As per the existing provisions, an SR shareholder should not be part of a promoter group having a net worth of more than Rs 500 crores. Now the SR shareholder, as an individual, should not have a net worth of more than Rs 1,000 crore.

The minimum gap between the issuance of SR shares and filing of the red-herring prospectus has been reduced to three months from the existing requirement of six months.

Alternative investment funds regulation

Sebi also gave its nod to the amendment to Sebi (Alternative Investment Funds, AIFs) Regulations, 2012 allowing Category III AIFs to calculate concentration norms based on their net asset value (NAV) of the fund instead of investable funds for investment in listed equities of investee companies.

Amendments to the Sebi (Portfolio Managers) Regulations were also approved in Tuesday’s Sebi board meeting to facilitate co-investment by investors of AIFs through the portfolio management route.

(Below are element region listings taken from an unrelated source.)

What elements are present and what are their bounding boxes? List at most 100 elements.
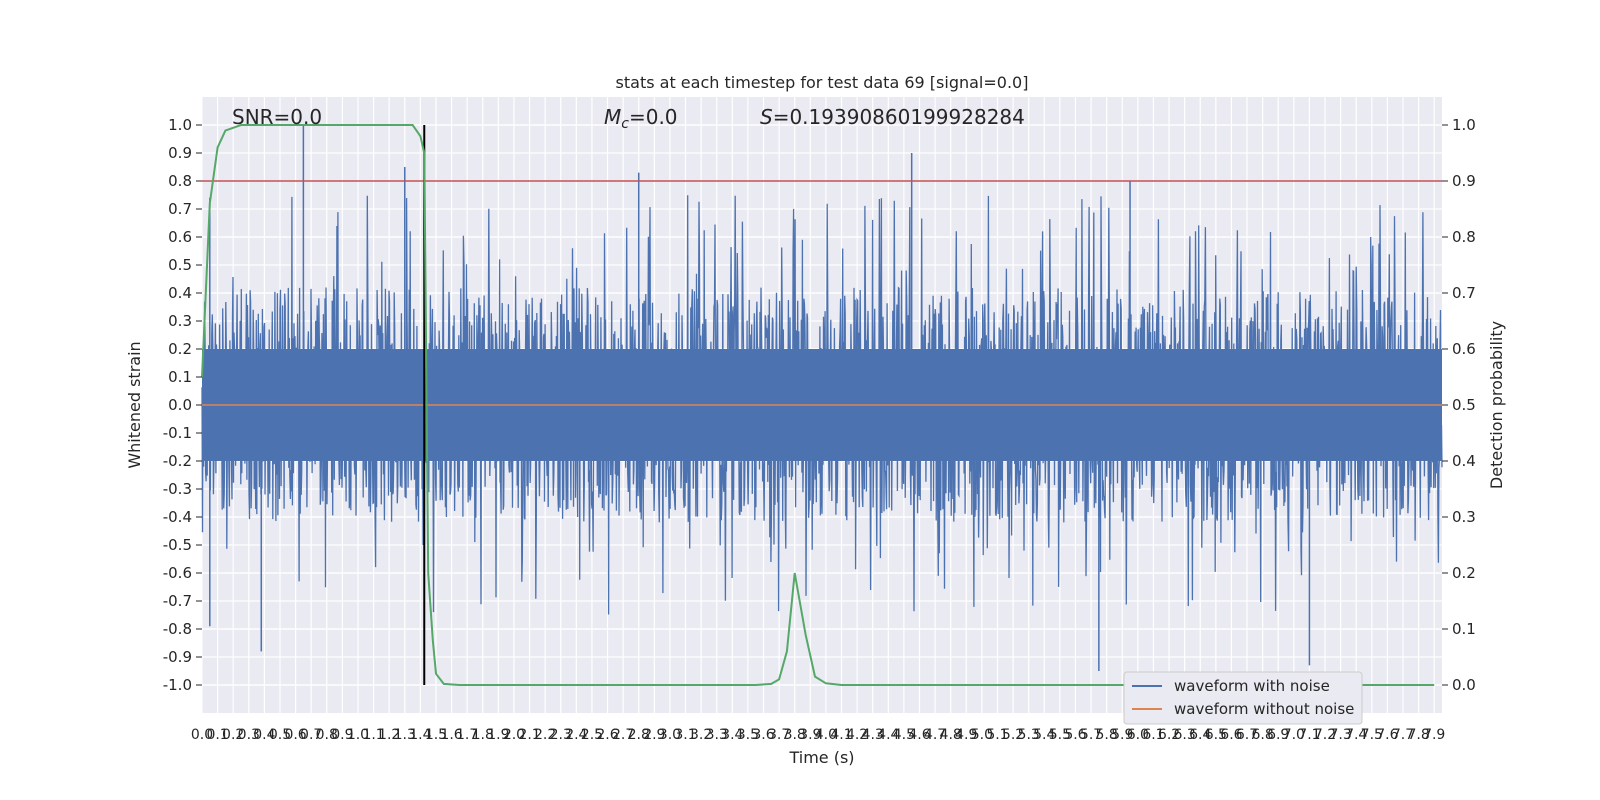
x-tick-label: 4.8 [940, 727, 962, 743]
legend-label-noise: waveform with noise [1174, 677, 1330, 695]
y-tick-label: 0.4 [168, 284, 192, 302]
x-tick-label: 3.0 [659, 727, 681, 743]
x-tick-label: 1.3 [394, 727, 416, 743]
x-tick-label: 1.0 [347, 727, 369, 743]
overlay-layer [201, 124, 1442, 686]
x-tick-label: 1.1 [362, 727, 384, 743]
detection-probability-line [201, 124, 1435, 686]
x-tick-label: 3.6 [752, 727, 774, 743]
x-tick-label: 5.2 [1002, 727, 1024, 743]
chirp-mass-symbol: M [604, 105, 621, 129]
x-tick-label: 2.7 [612, 727, 634, 743]
x-tick-label: 5.7 [1080, 727, 1102, 743]
x-tick-label: 6.3 [1174, 727, 1196, 743]
right-y-tick-label: 0.5 [1452, 396, 1476, 414]
x-tick-label: 0.7 [300, 727, 322, 743]
x-tick-label: 0.1 [206, 727, 228, 743]
y-tick-label: 0.7 [168, 200, 192, 218]
x-tick-label: 5.1 [986, 727, 1008, 743]
score-annotation: S=0.19390860199928284 [760, 105, 1025, 129]
right-y-tick-label: 0.7 [1452, 284, 1476, 302]
x-tick-label: 5.6 [1064, 727, 1086, 743]
x-tick-label: 6.7 [1236, 727, 1258, 743]
snr-annotation: SNR=0.0 [232, 105, 322, 129]
y-tick-label: -0.8 [163, 620, 192, 638]
x-tick-label: 3.1 [674, 727, 696, 743]
y-tick-label: -0.9 [163, 648, 192, 666]
x-tick-label: 7.6 [1376, 727, 1398, 743]
x-tick-label: 5.4 [1033, 727, 1055, 743]
y-tick-label: 0.8 [168, 172, 192, 190]
x-tick-label: 2.0 [503, 727, 525, 743]
x-tick-label: 0.6 [284, 727, 306, 743]
x-tick-label: 3.8 [784, 727, 806, 743]
x-tick-label: 6.6 [1220, 727, 1242, 743]
x-tick-label: 3.9 [799, 727, 821, 743]
x-tick-label: 4.4 [877, 727, 899, 743]
right-y-axis-label: Detection probability [1487, 321, 1506, 489]
x-tick-label: 1.8 [472, 727, 494, 743]
x-tick-label: 6.2 [1158, 727, 1180, 743]
legend: waveform with noise waveform without noi… [1123, 671, 1363, 725]
y-tick-label: -0.2 [163, 452, 192, 470]
x-axis: 0.00.10.20.30.40.50.60.70.80.91.01.11.21… [191, 727, 1445, 743]
x-tick-label: 5.0 [971, 727, 993, 743]
x-tick-label: 7.4 [1345, 727, 1367, 743]
y-tick-label: 1.0 [168, 116, 192, 134]
x-tick-label: 1.9 [487, 727, 509, 743]
x-tick-label: 2.6 [596, 727, 618, 743]
x-tick-label: 7.1 [1298, 727, 1320, 743]
x-tick-label: 2.9 [643, 727, 665, 743]
x-tick-label: 0.8 [316, 727, 338, 743]
right-y-tick-label: 0.9 [1452, 172, 1476, 190]
right-y-tick-label: 0.6 [1452, 340, 1476, 358]
x-tick-label: 3.3 [706, 727, 728, 743]
x-tick-label: 3.4 [721, 727, 743, 743]
x-tick-label: 1.2 [378, 727, 400, 743]
right-y-tick-label: 0.4 [1452, 452, 1476, 470]
y-tick-label: 0.5 [168, 256, 192, 274]
x-tick-label: 0.5 [269, 727, 291, 743]
x-tick-label: 2.2 [534, 727, 556, 743]
left-y-axis: 1.0 0.9 0.8 0.7 0.6 0.5 0.4 0.3 0.2 0.1 0.0 -0.1 -0.… [163, 116, 202, 694]
y-tick-label: -0.3 [163, 480, 192, 498]
left-y-axis-label: Whitened strain [125, 341, 144, 468]
x-tick-label: 4.0 [815, 727, 837, 743]
x-tick-label: 6.8 [1251, 727, 1273, 743]
right-y-axis: 1.0 0.9 0.8 0.7 0.6 0.5 0.4 0.3 0.2 0.1 0.0 [1442, 116, 1476, 694]
chirp-mass-subscript: c [621, 116, 629, 132]
right-y-tick-label: 0.2 [1452, 564, 1476, 582]
x-tick-label: 3.2 [690, 727, 712, 743]
x-tick-label: 7.3 [1329, 727, 1351, 743]
x-tick-label: 5.5 [1049, 727, 1071, 743]
x-tick-label: 2.1 [518, 727, 540, 743]
right-y-tick-label: 0.0 [1452, 676, 1476, 694]
x-tick-label: 2.5 [581, 727, 603, 743]
x-tick-label: 4.6 [908, 727, 930, 743]
y-tick-label: -0.4 [163, 508, 192, 526]
legend-label-clean: waveform without noise [1174, 700, 1354, 718]
y-tick-label: -0.6 [163, 564, 192, 582]
x-tick-label: 6.1 [1142, 727, 1164, 743]
x-tick-label: 6.9 [1267, 727, 1289, 743]
x-tick-label: 2.8 [628, 727, 650, 743]
x-tick-label: 7.9 [1423, 727, 1445, 743]
x-tick-label: 7.2 [1314, 727, 1336, 743]
right-y-tick-label: 0.3 [1452, 508, 1476, 526]
x-tick-label: 3.5 [737, 727, 759, 743]
x-tick-label: 5.9 [1111, 727, 1133, 743]
x-tick-label: 7.8 [1407, 727, 1429, 743]
chirp-mass-annotation: Mc=0.0 [604, 105, 678, 132]
x-tick-label: 2.4 [565, 727, 587, 743]
x-tick-label: 0.0 [191, 727, 213, 743]
x-tick-label: 0.3 [238, 727, 260, 743]
y-tick-label: -0.1 [163, 424, 192, 442]
x-tick-label: 1.6 [440, 727, 462, 743]
x-tick-label: 6.4 [1189, 727, 1211, 743]
x-tick-label: 7.0 [1283, 727, 1305, 743]
chart-title: stats at each timestep for test data 69 … [616, 73, 1029, 92]
right-y-tick-label: 1.0 [1452, 116, 1476, 134]
y-tick-label: 0.0 [168, 396, 192, 414]
y-tick-label: 0.2 [168, 340, 192, 358]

The portfolio manager providing co-investment services to investors of AIFs shall invest 100% of the assets under their management in unlisted securities and shall be exempted from certain requirements under SEBI (Portfolio Managers) Regulations, 2020, including minimum investment amount, and minimum net worth.

To facilitate investment in Indian securities markets through foreign portfolio investor (FPI) route by AIFs set up in International Financial Services Centres (IFSCs), Sebi considered and approved the proposal to amend the Sebi (Foreign Portfolio Investors) Regulations, 2019 for permitting resident Indians (other than individuals) to become constituents of FPIs that are registered as AIFs in IFSCs. Such resident Indians shall be sponsors or managers of the FPI and their contribution in the FPI shall be subject to conditions as specified by the board.